When he first appeared in court in Los Angeles in July 2021 after being extradited from New York, where he is now serving a 23-year term for the rape and sexual abuse of two women, he had already filed not guilty pleas to all 11 counts.

Prosecutors requested in May of last year that Judge Lench let 16 additional alleged victims, including actors Daryl Hannah and Rose McGowan, to testify against the defendant in his impending trial.

The 16 other women’s testimony, according to Deputy DA Thompson, was crucial because it revealed Weinstein’s “MO” (modus operandi) and demonstrated a “high degree of resemblance” between those experiences and the accusations Weinstein is facing in Los Angeles.

The prosecution’s goal, according to Werksman, was to “make the jury detest Mr.
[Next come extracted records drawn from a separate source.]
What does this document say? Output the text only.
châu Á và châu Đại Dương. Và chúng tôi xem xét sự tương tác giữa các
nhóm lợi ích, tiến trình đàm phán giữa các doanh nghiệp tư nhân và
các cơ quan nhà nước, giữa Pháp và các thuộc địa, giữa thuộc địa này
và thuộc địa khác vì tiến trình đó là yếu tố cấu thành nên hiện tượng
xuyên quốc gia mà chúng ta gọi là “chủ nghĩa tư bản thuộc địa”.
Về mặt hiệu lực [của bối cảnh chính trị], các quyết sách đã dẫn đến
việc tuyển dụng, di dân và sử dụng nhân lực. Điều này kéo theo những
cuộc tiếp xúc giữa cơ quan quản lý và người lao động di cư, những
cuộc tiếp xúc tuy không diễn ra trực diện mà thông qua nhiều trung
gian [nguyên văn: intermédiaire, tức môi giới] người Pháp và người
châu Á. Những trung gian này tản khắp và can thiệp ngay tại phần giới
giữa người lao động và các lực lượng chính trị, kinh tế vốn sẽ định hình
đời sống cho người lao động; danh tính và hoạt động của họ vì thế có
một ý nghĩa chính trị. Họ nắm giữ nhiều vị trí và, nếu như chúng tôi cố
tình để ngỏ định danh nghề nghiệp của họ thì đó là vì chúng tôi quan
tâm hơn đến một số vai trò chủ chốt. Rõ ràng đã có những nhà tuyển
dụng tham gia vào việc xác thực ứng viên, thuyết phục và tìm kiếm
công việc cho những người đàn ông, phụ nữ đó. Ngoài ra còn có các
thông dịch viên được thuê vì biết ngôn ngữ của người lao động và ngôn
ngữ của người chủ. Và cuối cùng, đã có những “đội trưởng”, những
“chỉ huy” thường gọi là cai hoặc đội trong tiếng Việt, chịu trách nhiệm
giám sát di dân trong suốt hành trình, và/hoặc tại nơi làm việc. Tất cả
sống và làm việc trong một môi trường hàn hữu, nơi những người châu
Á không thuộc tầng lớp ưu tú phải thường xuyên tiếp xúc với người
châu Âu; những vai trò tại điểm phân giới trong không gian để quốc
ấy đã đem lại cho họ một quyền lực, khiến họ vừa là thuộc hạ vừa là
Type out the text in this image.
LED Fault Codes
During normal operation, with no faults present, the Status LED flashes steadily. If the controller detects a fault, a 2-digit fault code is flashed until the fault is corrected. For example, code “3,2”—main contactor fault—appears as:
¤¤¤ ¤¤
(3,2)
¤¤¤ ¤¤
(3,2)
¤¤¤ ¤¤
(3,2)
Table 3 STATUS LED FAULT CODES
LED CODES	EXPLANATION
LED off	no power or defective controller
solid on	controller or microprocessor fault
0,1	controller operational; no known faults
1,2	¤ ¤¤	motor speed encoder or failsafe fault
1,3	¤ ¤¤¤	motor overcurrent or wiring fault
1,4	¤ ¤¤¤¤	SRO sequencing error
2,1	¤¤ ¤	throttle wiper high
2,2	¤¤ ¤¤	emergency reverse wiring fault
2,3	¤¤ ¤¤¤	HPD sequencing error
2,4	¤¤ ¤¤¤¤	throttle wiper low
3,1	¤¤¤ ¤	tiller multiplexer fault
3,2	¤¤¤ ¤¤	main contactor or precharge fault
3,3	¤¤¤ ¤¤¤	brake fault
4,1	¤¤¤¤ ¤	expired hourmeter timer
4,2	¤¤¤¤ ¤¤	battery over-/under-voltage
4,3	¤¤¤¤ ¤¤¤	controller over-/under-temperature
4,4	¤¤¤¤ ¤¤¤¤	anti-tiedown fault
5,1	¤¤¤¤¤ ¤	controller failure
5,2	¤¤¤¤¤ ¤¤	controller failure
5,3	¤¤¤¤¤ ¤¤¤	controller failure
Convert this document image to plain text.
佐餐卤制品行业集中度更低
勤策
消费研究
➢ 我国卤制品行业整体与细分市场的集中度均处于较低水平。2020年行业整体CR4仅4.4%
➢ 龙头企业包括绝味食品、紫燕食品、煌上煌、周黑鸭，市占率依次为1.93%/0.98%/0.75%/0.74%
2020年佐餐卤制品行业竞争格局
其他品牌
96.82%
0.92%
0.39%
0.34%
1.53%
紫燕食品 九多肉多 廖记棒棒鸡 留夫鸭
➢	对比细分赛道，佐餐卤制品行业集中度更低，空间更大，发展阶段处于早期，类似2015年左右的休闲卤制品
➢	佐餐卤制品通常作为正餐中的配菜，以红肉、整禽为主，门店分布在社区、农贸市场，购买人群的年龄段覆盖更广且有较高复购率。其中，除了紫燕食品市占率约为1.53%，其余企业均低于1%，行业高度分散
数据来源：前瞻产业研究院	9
Weinstein” with this lengthy list of “vile uncharged crimes,” but Werksman fired back.

Werksman said that calling 16 additional women—none of whom have established their claims in court—was an attempt by prosecutors to “overwhelm the court” by presenting Weinstein as a “all-purpose, all-weather, 24-7 rapist.”

The sheer volume of additional purported victims, in his words, is “mind-numbing, ludicrous, and stupidly biassed.” Nobody will remember who did what to whom, when, where, or why, they continued. It is entirely needless and irrelevant.

We already have a sizable number of witnesses for the 11 charges in Los Angeles.

We are wasting time on the prosecution. Your honour should not tolerate this enormous feint.

Only six of the 16 claimed victims from before the year 2000 will be allowed to speak, according to Judge Lench’s decision. McGowan and Hannah are not one of the six.

In a petition filed in December of last year, Werksman, Weinstein’s attorney, said that the grand jury that indicted his client had been “manipulated” by the prosecution, who had offered “poor, pathetic, inaccurate, and misleading” evidence backed by “pseudo-scientific” testimony from expert witnesses.

Asserting that prosecutors “did not influence the grand jury” and that she “did not discover inconsistencies” in the material prosecutors submitted to the grand jury, Judge Lench still dismissed the request.